The Tree of Life: from single cells to trees and insects and primates (and us) |
“Well, OK, how about bigger brains than any other species?”
“Whales have bigger brains.”
“OK, fine, but look what human beings have done: we have artists, authors, composers; we have scientists and inventors; we have religious and military and political leaders. No other creatures have ever given birth to such as us.”
“You are talking about Leonardo, Michelangelo, and Picasso; Homer, Shakespeare, Beethoven, Bach and Mozart; Newton, Galileo, Einstein, Edison and Tesla; the Buddha, Jesus, St. Paul and Muhammad; Alexander the Great, Julius Caesar, Genghis Khan, Napoleon, FDR, and Winston Churchill. Maybe more, surely more, than these few “immortal” (because they will never be forgotten) humans. But still, how many “immortals” can you name, you and all your friends, how many can you name? If you had a month, could you name 1000? Even with the help of Google and Wikipedia, could you and your friends name 10,000? How many “immortal” human beings have there been since the beginning of recorded history, names that will still shine bright a thousand years from now? Less than 10,000. Even if it is that many, that is still one human in a million. We humans like to feel that we are superior to all the rest of God’s creation, yet it is less than one in a million of us whose lives you would put on display to show how great all of us are. But fewer than one in a million human beings puts a small dent in the universe. As for you and me, aren’t we really closer to chimpanzees than to Leonardo?”

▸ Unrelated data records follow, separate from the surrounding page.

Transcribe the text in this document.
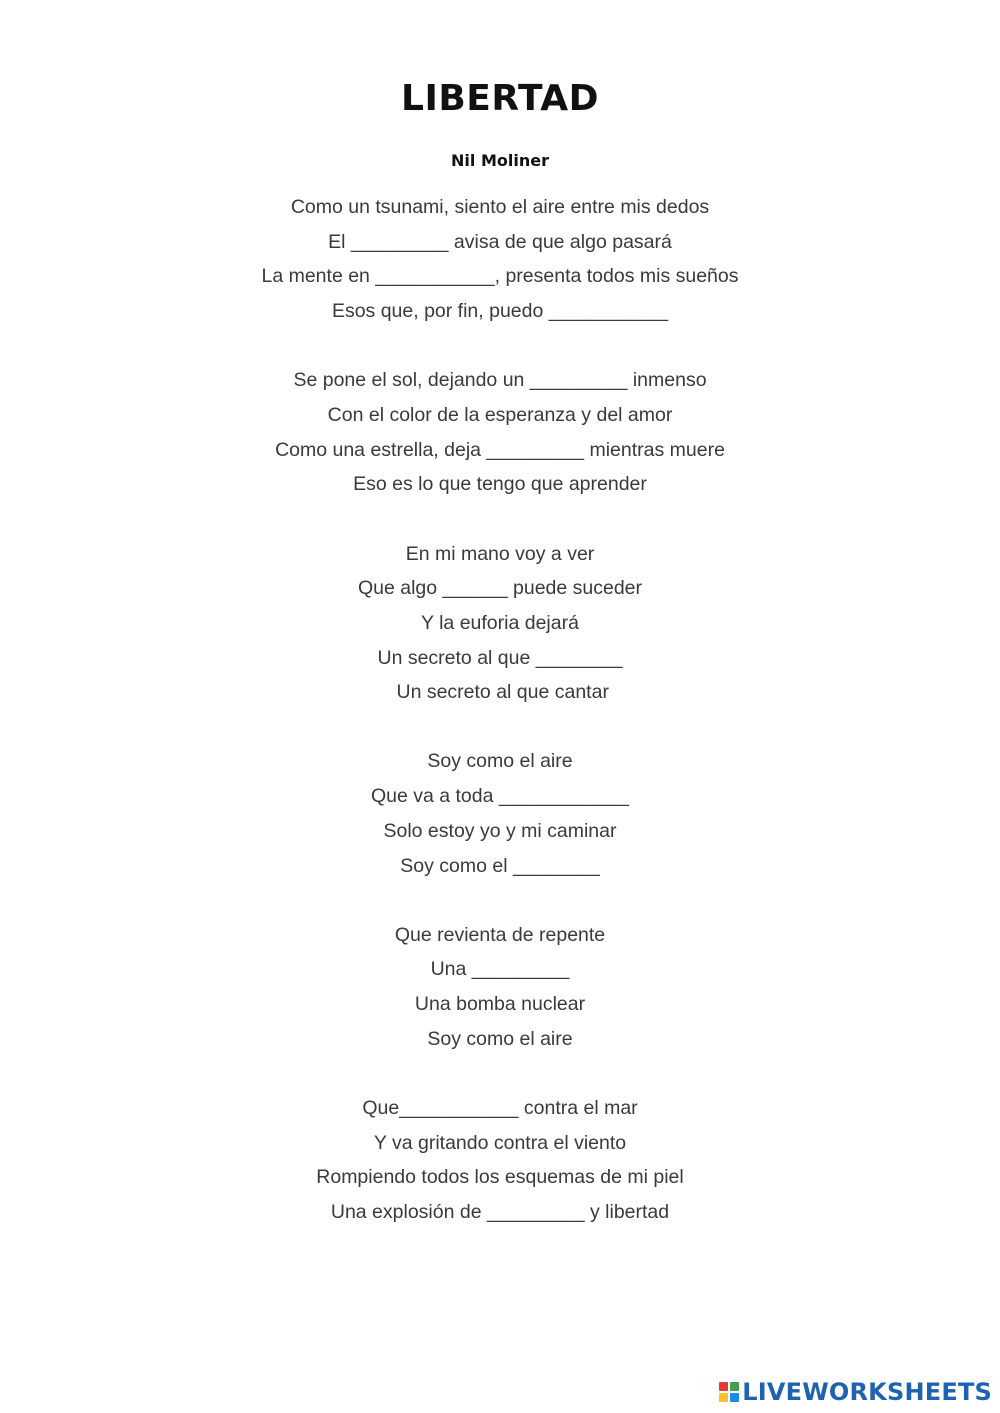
LIBERTAD
Nil Moliner
Como un tsunami, siento el aire entre mis dedos
El _________ avisa de que algo pasará
La mente en ___________, presenta todos mis sueños
Esos que, por fin, puedo ___________
Se pone el sol, dejando un _________ inmenso
Con el color de la esperanza y del amor
Como una estrella, deja _________ mientras muere
Eso es lo que tengo que aprender
En mi mano voy a ver
Que algo ______ puede suceder
Y la euforia dejará
Un secreto al que ________
Un secreto al que cantar
Soy como el aire
Que va a toda ____________
Solo estoy yo y mi caminar
Soy como el ________
Que revienta de repente
Una _________
Una bomba nuclear
Soy como el aire
Que___________ contra el mar
Y va gritando contra el viento
Rompiendo todos los esquemas de mi piel
Una explosión de _________ y libertad
LIVEWORKSHEETS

“Oh, man, you are depressing me.”
“But am I wrong, is the average human being closer to Leonardo -- to any of the members of the list that I have challenged you to draw up -- than he is to a chimpanzee? I doubt it. I like to think that some of us are at least “smart chimpanzees.” You surely know someone who is smarter than you and everyone else you know, but does he belong in your short list of immortal human beings, or is he just a smart chimpanzee? And just between you and me, the vast majority of humans are not even smart chimpanzees; they are just ordinary chimpanzees!
What am I trying to say here? That the next time we want to beat our breast for “how great am I” or “how great are we,” try a little humility, it doesn’t look so damned foolish. We are a remarkable species, but you and I will never even meet anyone who makes us so. Just a bunch of names that we all know.
And, as long as we are willing to pat ourselves on the back for the achievements of a few others, we will never individually achieve what we are able to, and we will thereby lead smaller lives than we need to. And as long as we lead unnecessarily small lives, we will never rise to the level to be able to win for ourselves a true democracy, where We the People do indeed rule. And the light of self-rule will go out for a thousand years, if we “ordinary chimpanzees” survive that long!
Humility. A little bit of it goes a long way.